Serías capaz de meterte cualquier cosa. En cierto modo te sientes ridícula. Pero no puedes parar. Te come el deseo, el vicio te devora. Y te da fuerzas para hacerlo.

A cuatro patas. Gateas como has vito hacer en las películas. Sensual, felina. Sintiendo como oscilan tus tetas. Rozando el interior de los muslos. Has encontrado a tu presa. Y no esperas para devorarla. Allí mismo, tirada en el suelo.

El tacto, me dices, que es suave. Distinto, no tiene calor. Pero cuando lo empujas y entra en ti te agrada. Empujas más. Penetras más profundamente. Hasta que no puedes más, hasta que sientes cómo te dilata la entrada causándote un poco de dolor.

¿Se retiró? ¿O avanzó? No te vi, pero te conozco. Sé que esa nueva sensación no te dejó indiferente. Seguro que volvió a entrar en ti, hasta que no pudiste más, hasta hacerte gemir, hasta alcanzar tu primer orgasmo.

Hoy sé que estás en Valencia. Has vuelto a aquélla emisora. Hoy conozco tus juguetes. Te he visto. He jugado contigo. Incluso me has convertido en la mano que maneja tus juguetes. Muchos días solo me dejabas ser un simple manipulador de tus juguetes.
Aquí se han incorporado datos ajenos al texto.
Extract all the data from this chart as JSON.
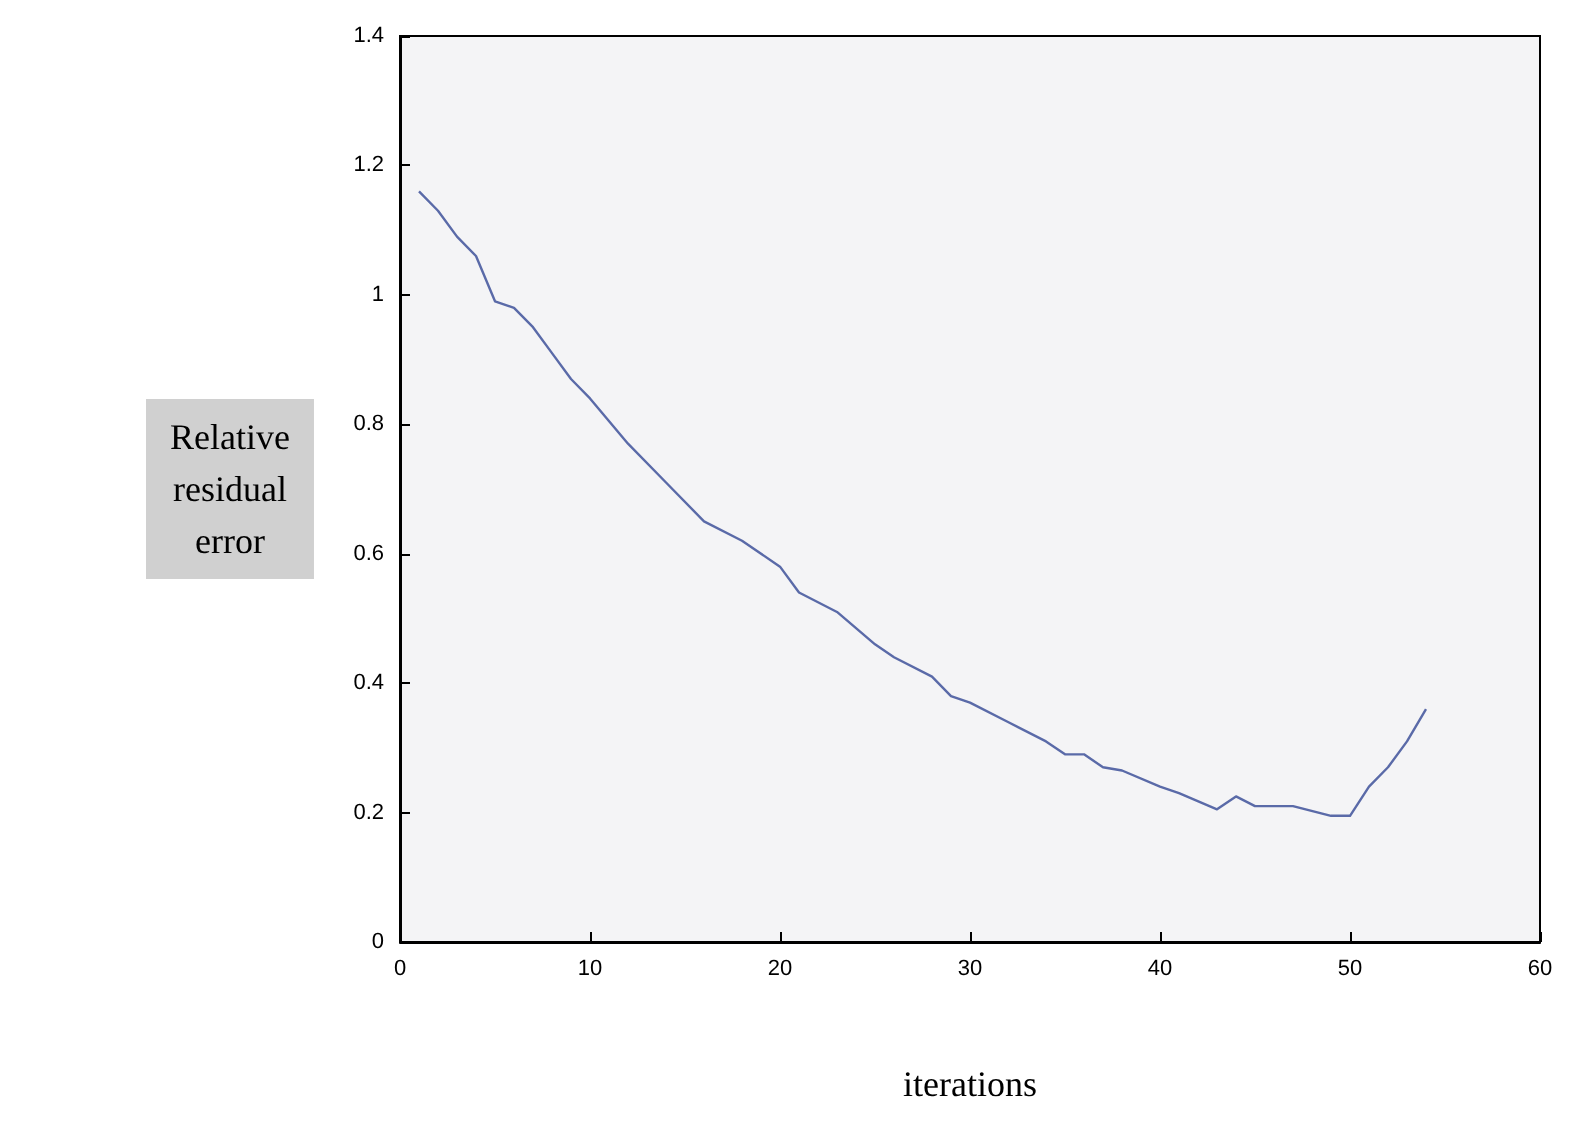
{
  "chart_data": {
    "type": "line",
    "xlabel": "iterations",
    "ylabel": "Relative residual error",
    "x": [
      1,
      2,
      3,
      4,
      5,
      6,
      7,
      8,
      9,
      10,
      12,
      14,
      16,
      18,
      20,
      21,
      23,
      25,
      26,
      28,
      29,
      30,
      32,
      34,
      35,
      36,
      37,
      38,
      40,
      41,
      43,
      44,
      45,
      47,
      49,
      50,
      51,
      52,
      53,
      54
    ],
    "series": [
      {
        "color": "#5a6aa8",
        "values": [
          1.16,
          1.13,
          1.09,
          1.06,
          0.99,
          0.98,
          0.95,
          0.91,
          0.87,
          0.84,
          0.77,
          0.71,
          0.65,
          0.62,
          0.58,
          0.54,
          0.51,
          0.46,
          0.44,
          0.41,
          0.38,
          0.37,
          0.34,
          0.31,
          0.29,
          0.29,
          0.27,
          0.265,
          0.24,
          0.23,
          0.205,
          0.225,
          0.21,
          0.21,
          0.195,
          0.195,
          0.24,
          0.27,
          0.31,
          0.36
        ]
      }
    ],
    "xlim": [
      0,
      60
    ],
    "xticks": [
      0,
      10,
      20,
      30,
      40,
      50,
      60
    ],
    "ylim": [
      0,
      1.4
    ],
    "yticks": [
      0,
      0.2,
      0.4,
      0.6,
      0.8,
      1,
      1.2,
      1.4
    ],
    "grid": false,
    "marker": "none",
    "line_style": "solid"
  }
}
Al principio eran plátanos... zanahorias...

Tumbada. De pie. Vestida o completamente desnuda. A cuatro patas. Apoyada en la pared o encima de... encima de tantos sitios... Parecía que nunca era suficiente, nunca tenías bastante.

Sí, he visto a los juguetes entrar en ti. Por delante, por detrás. Por los dos sitios al tiempo. Y siempre me daba la misma sensación. No tenías suficiente.

Tal vez por eso, poco a poco, fuiste sofisticándote o pervirtiéndote más, no sé cómo decirlo. Y cada día los juguetes eran más y más gruesos. Tu sexo se dilata de forma exagerada. Un día, incluso probamos con un grueso pepino... reconozco que fue súper excitante escoger el pepino en el supermercado, pero aun me pregunto cómo conseguí meterte todo aquello.

Te he visto jugar muchas veces. Puede que demasiadas.

Hoy estoy nervioso. Tal vez ya no te contentes con usar un juguete y decidas jugar con el locutor.